How do you accomplish your mission of nourishing the body, mind and soul throughout the seasons?
Caitlin: I think most people crave some sort of fresh-tasting food throughout the year. When we first really committed to a local diet, it was a lot of storage root crops and soups the first year. We had amazing potato and winter squash harvests that we enjoyed throughout the winter along with some canned tomatoes and other preserves, but pulling a jar of ferments out of the cellar is truly a delight in the cold months. It’s crisp, colorful, delightfully tangy, and alive. It brings me right back to spring, to summer, to the months where the earth sings with life. We hope that by making our ferments available to others in the community, they too can feel enlivened by this nutritious, flavorful food. I love to put our Sol Kraut (turmeric, curry and apple mixed with green cabbage) over a dollop of yogurt on a steaming bowl of red or brown lentils in the winter. It’s truly sunshine in a bowl. Sharing food is love for me. Sharing food that I know is really good for us? The world needs more of that, and it’s an honor to provide it.

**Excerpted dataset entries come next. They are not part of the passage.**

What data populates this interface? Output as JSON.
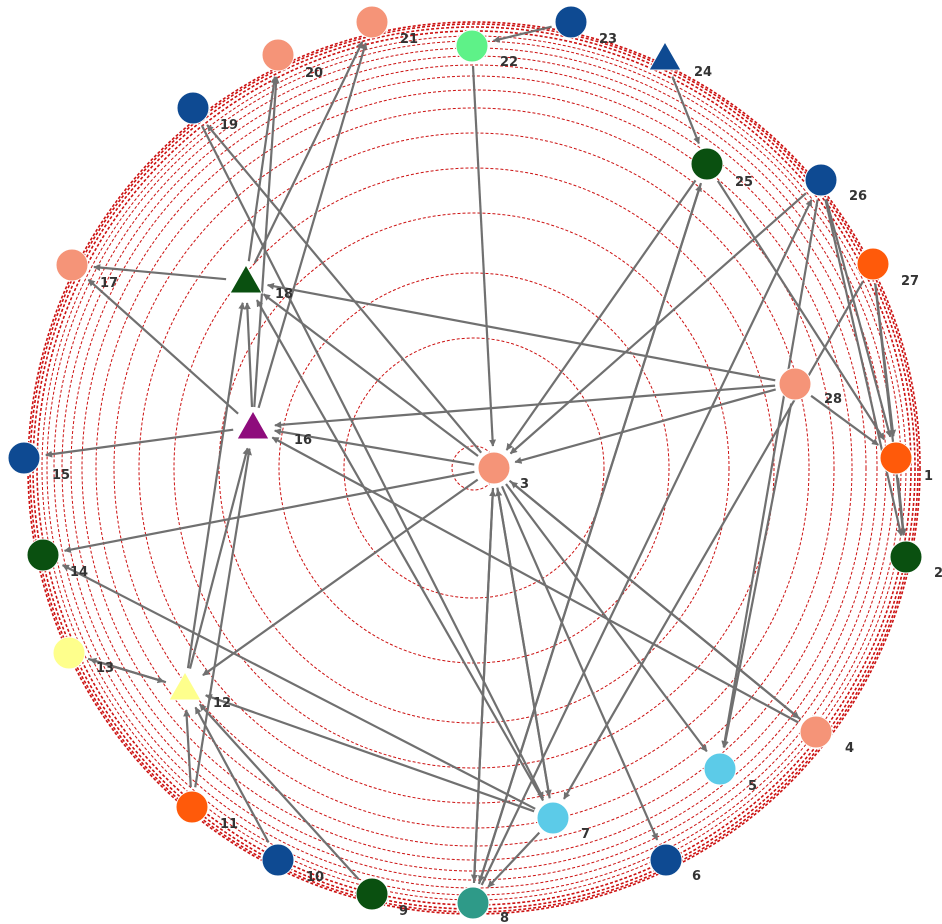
{
  "graph": {
    "colors": {
      "ring": "#cc1111",
      "edge": "#707070",
      "blue": "#0e4a92",
      "orange": "#ff5a0a",
      "salmon": "#f59478",
      "darkgreen": "#0a5010",
      "lightgreen": "#5ef288",
      "cyan": "#5ccbe8",
      "yellow": "#feff8c",
      "teal": "#2e9a88",
      "purple": "#8e0c7c"
    },
    "nodes": [
      {
        "id": "1",
        "label": "1",
        "color": "orange",
        "shape": "circle"
      },
      {
        "id": "2",
        "label": "2",
        "color": "darkgreen",
        "shape": "circle"
      },
      {
        "id": "3",
        "label": "3",
        "color": "salmon",
        "shape": "circle"
      },
      {
        "id": "4",
        "label": "4",
        "color": "salmon",
        "shape": "circle"
      },
      {
        "id": "5",
        "label": "5",
        "color": "cyan",
        "shape": "circle"
      },
      {
        "id": "6",
        "label": "6",
        "color": "blue",
        "shape": "circle"
      },
      {
        "id": "7",
        "label": "7",
        "color": "cyan",
        "shape": "circle"
      },
      {
        "id": "8",
        "label": "8",
        "color": "teal",
        "shape": "circle"
      },
      {
        "id": "9",
        "label": "9",
        "color": "darkgreen",
        "shape": "circle"
      },
      {
        "id": "10",
        "label": "10",
        "color": "blue",
        "shape": "circle"
      },
      {
        "id": "11",
        "label": "11",
        "color": "orange",
        "shape": "circle"
      },
      {
        "id": "12",
        "label": "12",
        "color": "yellow",
        "shape": "triangle"
      },
      {
        "id": "13",
        "label": "13",
        "color": "yellow",
        "shape": "circle"
      },
      {
        "id": "14",
        "label": "14",
        "color": "darkgreen",
        "shape": "circle"
      },
      {
        "id": "15",
        "label": "15",
        "color": "blue",
        "shape": "circle"
      },
      {
        "id": "16",
        "label": "16",
        "color": "purple",
        "shape": "triangle"
      },
      {
        "id": "17",
        "label": "17",
        "color": "salmon",
        "shape": "circle"
      },
      {
        "id": "18",
        "label": "18",
        "color": "darkgreen",
        "shape": "triangle"
      },
      {
        "id": "19",
        "label": "19",
        "color": "blue",
        "shape": "circle"
      },
      {
        "id": "20",
        "label": "20",
        "color": "salmon",
        "shape": "circle"
      },
      {
        "id": "21",
        "label": "21",
        "color": "salmon",
        "shape": "circle"
      },
      {
        "id": "22",
        "label": "22",
        "color": "lightgreen",
        "shape": "circle"
      },
      {
        "id": "23",
        "label": "23",
        "color": "blue",
        "shape": "circle"
      },
      {
        "id": "24",
        "label": "24",
        "color": "blue",
        "shape": "triangle"
      },
      {
        "id": "25",
        "label": "25",
        "color": "darkgreen",
        "shape": "circle"
      },
      {
        "id": "26",
        "label": "26",
        "color": "blue",
        "shape": "circle"
      },
      {
        "id": "27",
        "label": "27",
        "color": "orange",
        "shape": "circle"
      },
      {
        "id": "28",
        "label": "28",
        "color": "salmon",
        "shape": "circle"
      }
    ],
    "edges": [
      [
        "24",
        "25"
      ],
      [
        "23",
        "22"
      ],
      [
        "22",
        "3"
      ],
      [
        "26",
        "3"
      ],
      [
        "26",
        "1"
      ],
      [
        "26",
        "2"
      ],
      [
        "26",
        "5"
      ],
      [
        "25",
        "3"
      ],
      [
        "25",
        "8"
      ],
      [
        "25",
        "1"
      ],
      [
        "27",
        "2"
      ],
      [
        "27",
        "1"
      ],
      [
        "27",
        "7"
      ],
      [
        "28",
        "18"
      ],
      [
        "28",
        "16"
      ],
      [
        "28",
        "3"
      ],
      [
        "28",
        "5"
      ],
      [
        "28",
        "1"
      ],
      [
        "1",
        "2"
      ],
      [
        "3",
        "16"
      ],
      [
        "3",
        "18"
      ],
      [
        "3",
        "19"
      ],
      [
        "3",
        "14"
      ],
      [
        "3",
        "12"
      ],
      [
        "3",
        "4"
      ],
      [
        "3",
        "5"
      ],
      [
        "3",
        "6"
      ],
      [
        "3",
        "7"
      ],
      [
        "3",
        "8"
      ],
      [
        "4",
        "16"
      ],
      [
        "4",
        "3"
      ],
      [
        "7",
        "8"
      ],
      [
        "7",
        "18"
      ],
      [
        "7",
        "12"
      ],
      [
        "7",
        "14"
      ],
      [
        "7",
        "3"
      ],
      [
        "8",
        "25"
      ],
      [
        "8",
        "26"
      ],
      [
        "8",
        "3"
      ],
      [
        "9",
        "12"
      ],
      [
        "10",
        "12"
      ],
      [
        "11",
        "12"
      ],
      [
        "11",
        "16"
      ],
      [
        "12",
        "13"
      ],
      [
        "12",
        "16"
      ],
      [
        "12",
        "18"
      ],
      [
        "16",
        "15"
      ],
      [
        "16",
        "17"
      ],
      [
        "16",
        "18"
      ],
      [
        "16",
        "20"
      ],
      [
        "16",
        "21"
      ],
      [
        "18",
        "17"
      ],
      [
        "18",
        "20"
      ],
      [
        "18",
        "21"
      ],
      [
        "19",
        "7"
      ],
      [
        "13",
        "12"
      ]
    ]
  }
}
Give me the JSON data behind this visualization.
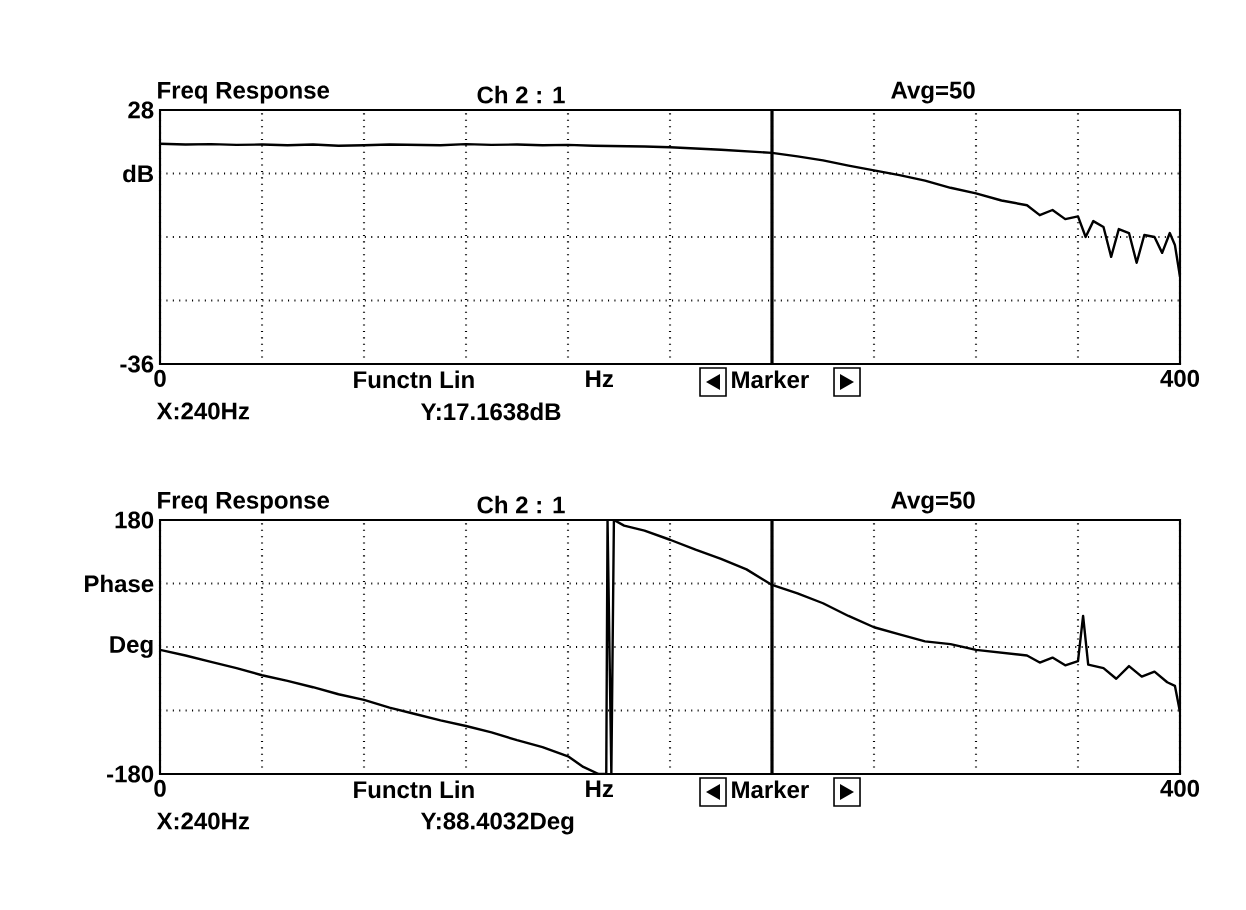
{
  "chart_data": [
    {
      "type": "line",
      "title": "Freq Response",
      "subtitle": "Ch 2 : 1",
      "xlabel": "Hz",
      "annotations": [
        "Avg=50",
        "Functn Lin",
        "Marker",
        "X:240Hz",
        "Y:17.1638dB"
      ],
      "xlim": [
        0,
        400
      ],
      "ylim": [
        -36,
        28
      ],
      "xticks": [
        0,
        {
          "value": 40,
          "label": null
        },
        {
          "value": 80,
          "label": null
        },
        {
          "value": 120,
          "label": null
        },
        {
          "value": 160,
          "label": null
        },
        {
          "value": 200,
          "label": null
        },
        {
          "value": 240,
          "label": null
        },
        {
          "value": 280,
          "label": null
        },
        {
          "value": 320,
          "label": null
        },
        {
          "value": 360,
          "label": null
        },
        400
      ],
      "yticks": [
        -36,
        {
          "value": -20,
          "label": null
        },
        {
          "value": -4,
          "label": null
        },
        {
          "value": 12,
          "label": "dB"
        },
        28
      ],
      "grid": true,
      "line_style": "solid",
      "ref_lines": [
        {
          "axis": "x",
          "value": 240,
          "color": "#000000"
        }
      ],
      "series": [
        {
          "color": "#000000",
          "x": [
            0,
            10,
            20,
            30,
            40,
            50,
            60,
            70,
            80,
            90,
            100,
            110,
            120,
            130,
            140,
            150,
            160,
            170,
            180,
            190,
            200,
            210,
            220,
            230,
            240,
            250,
            260,
            270,
            280,
            290,
            300,
            310,
            320,
            330,
            340,
            345,
            350,
            355,
            360,
            363,
            366,
            370,
            373,
            376,
            380,
            383,
            386,
            390,
            393,
            396,
            398,
            400
          ],
          "values": [
            19.5,
            19.3,
            19.4,
            19.2,
            19.3,
            19.1,
            19.3,
            19.0,
            19.1,
            19.3,
            19.2,
            19.1,
            19.4,
            19.2,
            19.3,
            19.1,
            19.2,
            19.0,
            18.9,
            18.8,
            18.6,
            18.3,
            18.0,
            17.6,
            17.2,
            16.3,
            15.3,
            14.0,
            12.8,
            11.6,
            10.2,
            8.4,
            7.0,
            5.2,
            4.0,
            1.5,
            2.8,
            0.5,
            1.2,
            -4,
            0,
            -1.5,
            -9,
            -2,
            -3,
            -10.5,
            -3.5,
            -4,
            -8,
            -3,
            -6,
            -14
          ]
        }
      ]
    },
    {
      "type": "line",
      "title": "Freq Response",
      "subtitle": "Ch 2 : 1",
      "xlabel": "Hz",
      "annotations": [
        "Avg=50",
        "Functn Lin",
        "Marker",
        "X:240Hz",
        "Y:88.4032Deg"
      ],
      "xlim": [
        0,
        400
      ],
      "ylim": [
        -180,
        180
      ],
      "xticks": [
        0,
        {
          "value": 40,
          "label": null
        },
        {
          "value": 80,
          "label": null
        },
        {
          "value": 120,
          "label": null
        },
        {
          "value": 160,
          "label": null
        },
        {
          "value": 200,
          "label": null
        },
        {
          "value": 240,
          "label": null
        },
        {
          "value": 280,
          "label": null
        },
        {
          "value": 320,
          "label": null
        },
        {
          "value": 360,
          "label": null
        },
        400
      ],
      "yticks": [
        -180,
        {
          "value": -90,
          "label": null
        },
        {
          "value": 0,
          "label": "Deg"
        },
        {
          "value": 90,
          "label": "Phase"
        },
        180
      ],
      "grid": true,
      "line_style": "solid",
      "ref_lines": [
        {
          "axis": "x",
          "value": 240,
          "color": "#000000"
        }
      ],
      "series": [
        {
          "color": "#000000",
          "x": [
            0,
            10,
            20,
            30,
            40,
            50,
            60,
            70,
            80,
            90,
            100,
            110,
            120,
            130,
            140,
            150,
            160,
            166,
            172,
            175,
            175.5,
            177,
            178,
            182,
            190,
            200,
            210,
            220,
            230,
            240,
            250,
            260,
            270,
            280,
            290,
            300,
            310,
            320,
            330,
            340,
            345,
            350,
            355,
            360,
            362,
            364,
            370,
            375,
            380,
            385,
            390,
            395,
            398,
            400
          ],
          "values": [
            -4,
            -12,
            -21,
            -30,
            -40,
            -48,
            -57,
            -67,
            -75,
            -86,
            -95,
            -104,
            -112,
            -121,
            -132,
            -142,
            -155,
            -170,
            -180,
            -180,
            180,
            -180,
            180,
            172,
            165,
            152,
            138,
            125,
            110,
            88,
            76,
            62,
            44,
            28,
            18,
            8,
            4,
            -4,
            -8,
            -12,
            -22,
            -15,
            -26,
            -20,
            44,
            -25,
            -30,
            -45,
            -27,
            -42,
            -35,
            -50,
            -55,
            -92
          ]
        }
      ]
    }
  ]
}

Jason: Fermented foods physically nourish the body and mind, and when people feel better physically they tend to feel better mentally. By providing a product made with love and intention we are nourishing the soul. “Sobremesa” is a Spanish word that refers to the time spent lingering around the table after a meal, sharing food-induced conversations. Our name encourages mindfulness, togetherness, and slowing down, which are soul nourishing.
What was the impetus or philosophy behind your mission statement?
Jason and Caitlin: It can be easier to eat local during the summer, but we hope to inspire people to enjoy local and nourishing food year-round. We make local food shine no matter what the season, from the summer months full of verdant pastures, to the stark grey skies of Vermont’s lengthy majestic winters. We’ve been inspired by Waldorf education, which teaches to the “head, heart, and hands,” and has moved us to create something to nourish the mind, soul and body. Sobremesa is our offering.